La vie d'Adèle : L'auteure de la BD réagit à la Palme d'or

Matthieu Leniau | 29 mai 2013
Matthieu Leniau | 29 mai 2013

Julie Maroh, l’auteure de la BD Le bleu est une couleur chaude dont s'est inspiré Abdellatif Kechiche pour La Vie d'Adèle, a tenu à réagir à la Palme d’or reçu par le film.

Sur son blog, l’auteure s’est penchée sur les évènements qui ont mené le réalisateur franco-tunisien à s’inspirer de son album pour le film. Jusqu’à la récompense que tout le monde connait : «Tout ce qui me traverse ces jours-ci est tellement fou et démesuré que je ne saurais vous le retranscrire. Je reste absolument comblée, ébahie, reconnaissante du cours des évènements.»

Dans un premier temps, elle revient sur l’entente agréable entre elle et le metteur en scène, à la suite d’une «rencontre qui m’a poussée à lui faire confiance. Je lui ai stipulé dès le départ que je ne voulais pas prendre part au projet, que c’était son film à lui. Peut-être est-ce ce qui l’a poussé à me faire confiance en retour.»

Des rencontres destinées au partage, où les expériences de l’une et de l’autre se retrouvaient : «On a parlé de la perte du Grand Amour, des personnages, de la vie.» Concernant leurs histoires respectives, elle explique «qu’aucun de nous n’avait une intention militante.» Même si elle reconnait ensuite que «le simple fait de parler d’une minorité telle qu’elle soit participe à en défendre la cause.»

Julie Maroh revient ensuite sur les différences entre son oeuvre et le film de Kechiche, qu’elle accepte avec lucidité : «Pour moi cette adaptation est une autre version / vision / réalité d’une même histoire. Aucune ne pourra annihiler l’autre. Son héroïne principale a un caractère très éloigné de la mienne, c’est vrai.» Enfin, elle tire un chapeau au résultat global de cette adaptation : «Ce qu’il a développé est cohérent, justifié et fluide. C’est un coup de maître.
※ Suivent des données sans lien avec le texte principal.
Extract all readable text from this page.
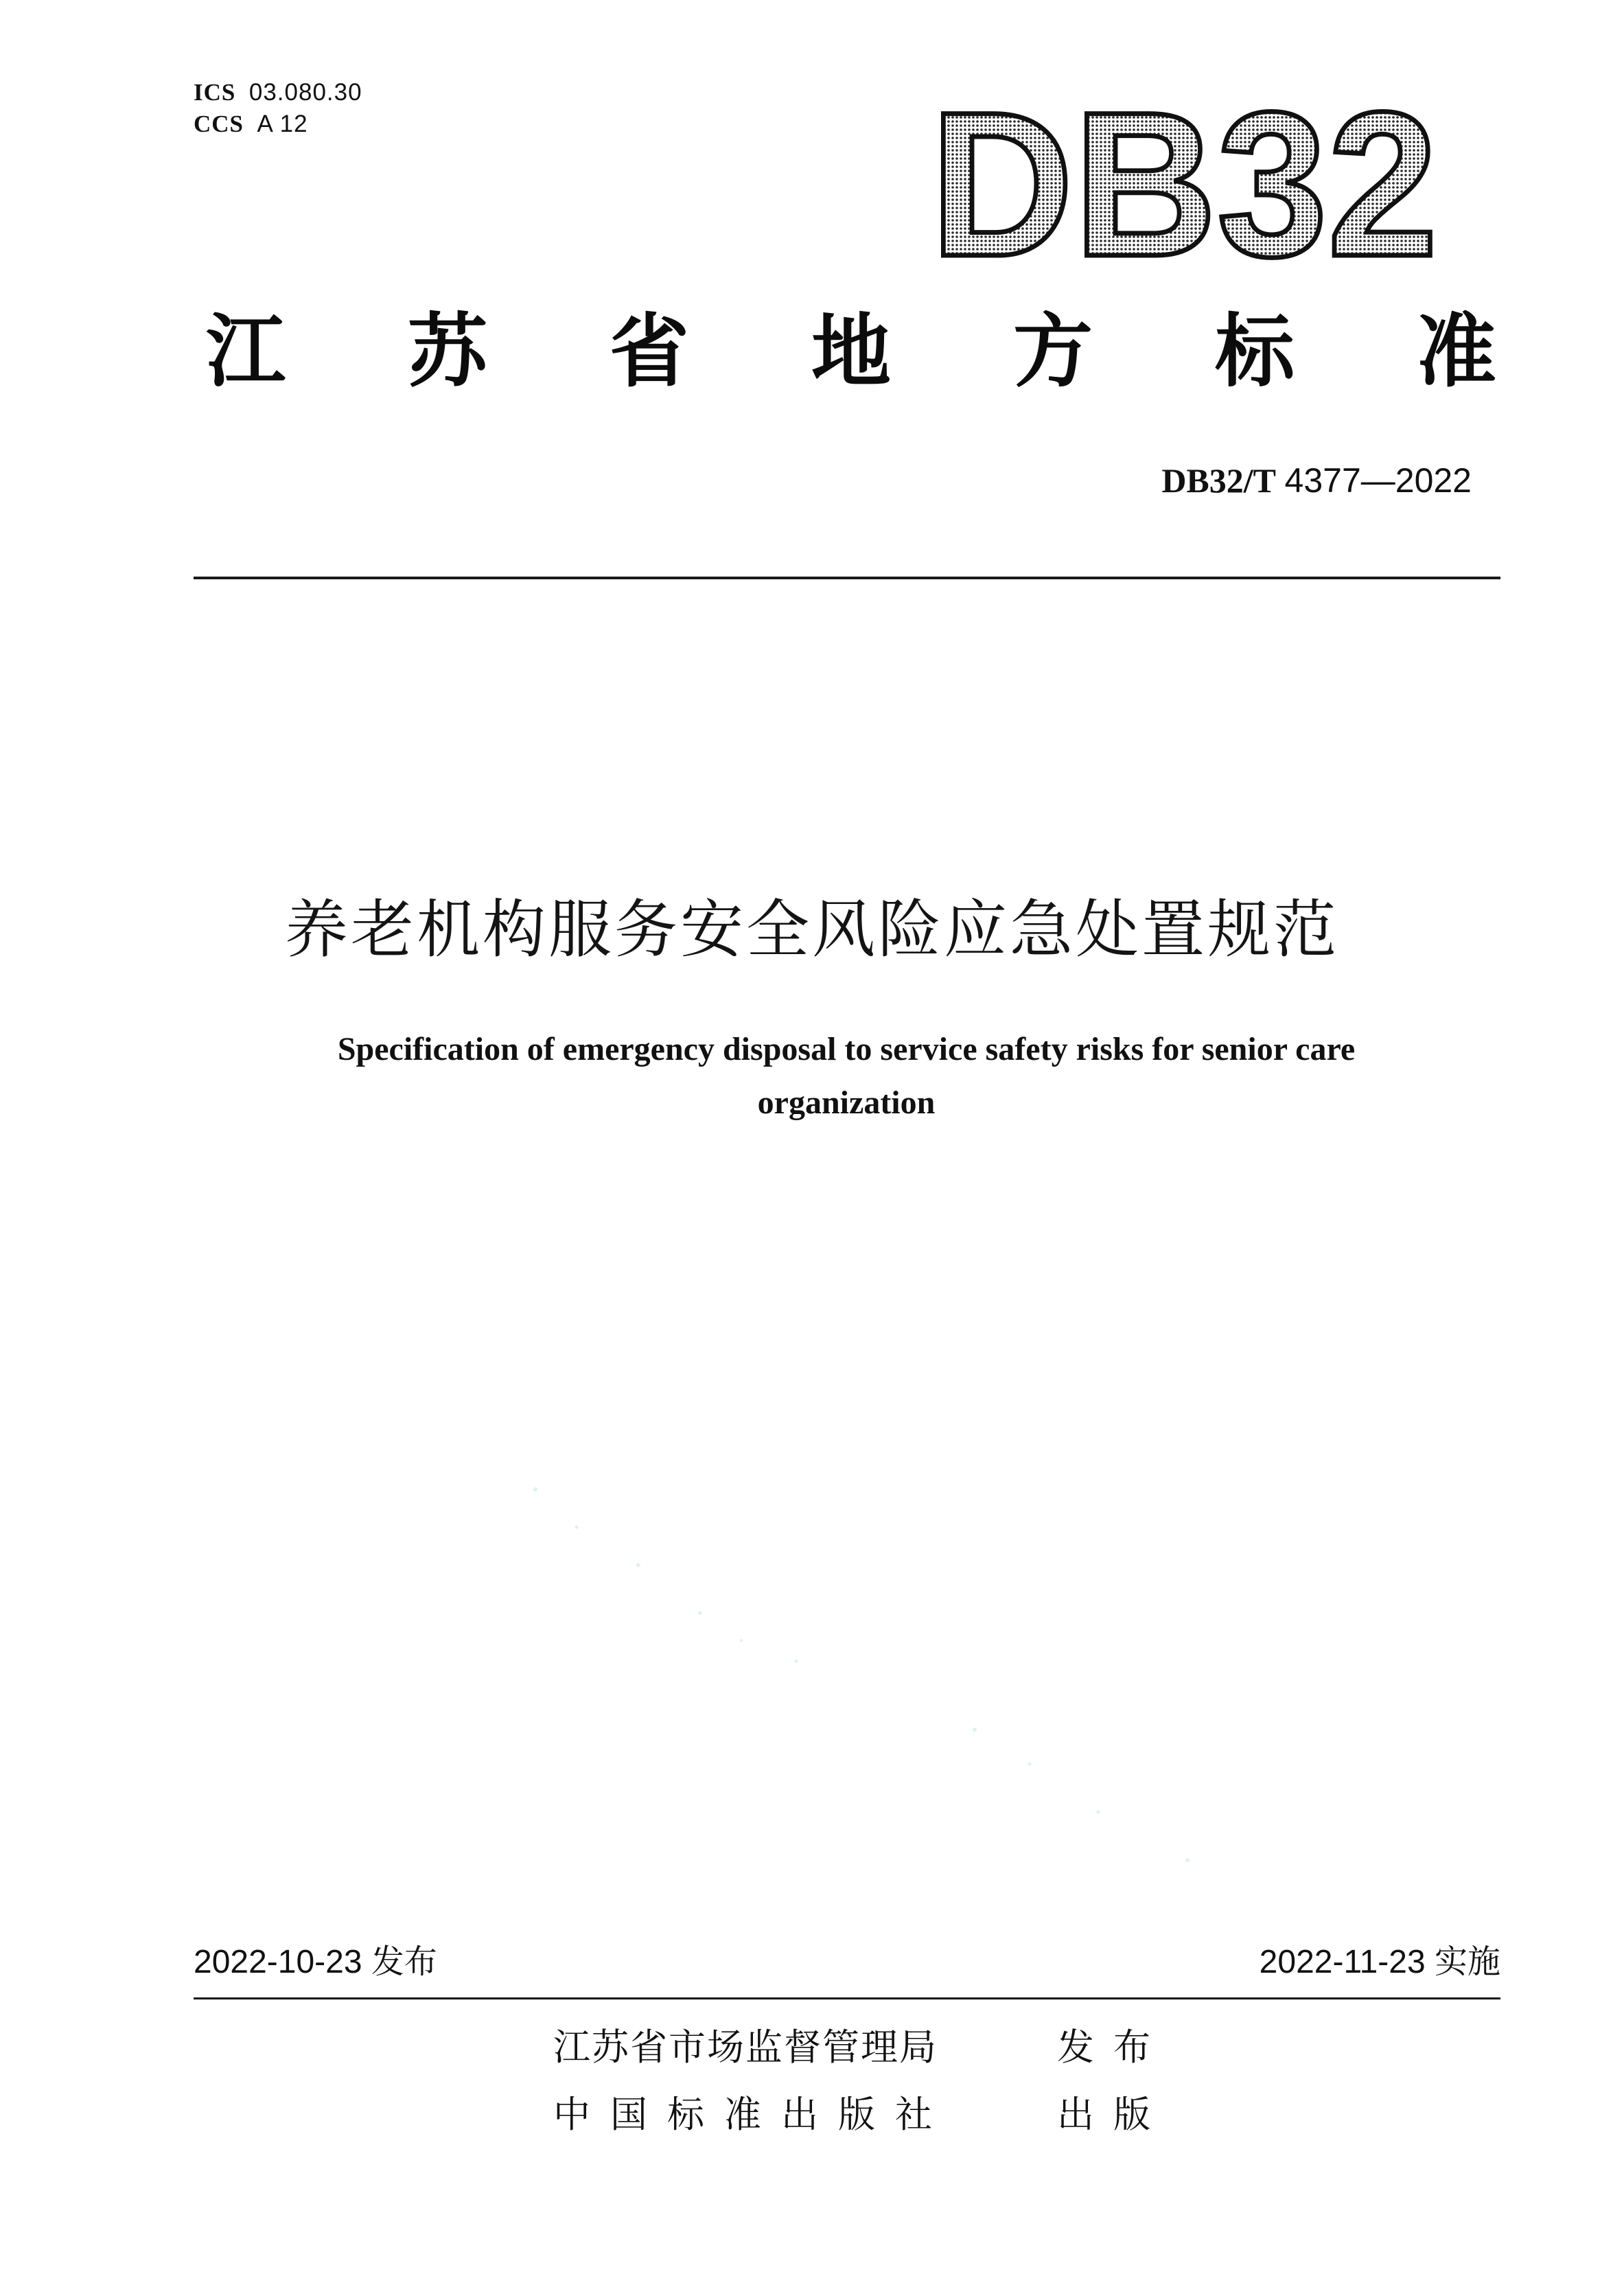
ICS 03.080.30
CCS A 12	DB32
江 苏 省 地 方 标 准
DB32/T 4377—2022
养老机构服务安全风险应急处置规范
Specification of emergency disposal to service safety risks for senior care
organization
2022-10-23 发布	2022-11-23 实施
江苏省市场监督管理局	发布
中国标准出版社	出版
Pourtant, étant l’auteure du Bleu j’y retrouve toujours beaucoup du livre.»

 Avec une certaine honnêteté, l’auteure s’étend ensuite sur certains aspects du film moins maitrisés selon elle : «Il me semble clair que c’est ce qu’il manquait sur le plateau : des lesbiennes. C’est ce que ça m’évoque : un étalage brutal et chirurgical, démonstratif et froid de sexe dit lesbien, qui tourne au porn, et qui m’a mise très mal à l’aise. En tant que spectatrice féministe et lesbienne, je ne peux donc pas suivre la direction prise par Kechiche sur ces sujets.» Sans toutefois jeter la pierre au réalisateur, puisqu’elle reconnait une certaine homogénéité dans ses choix : « Certes, ça me semble très éloigné de mon propre procédé de création et de représentation. Mais la façon dont il a choisi de tourner ces scènes est cohérente avec le reste de ce qu’il a créé.» Consciente de ce qui l’attendait, elle exprime son respect pour le film, qu’elle ne voit pas comme une trahison. «C’est un objet destiné à être manipulé, ressenti, interprété.»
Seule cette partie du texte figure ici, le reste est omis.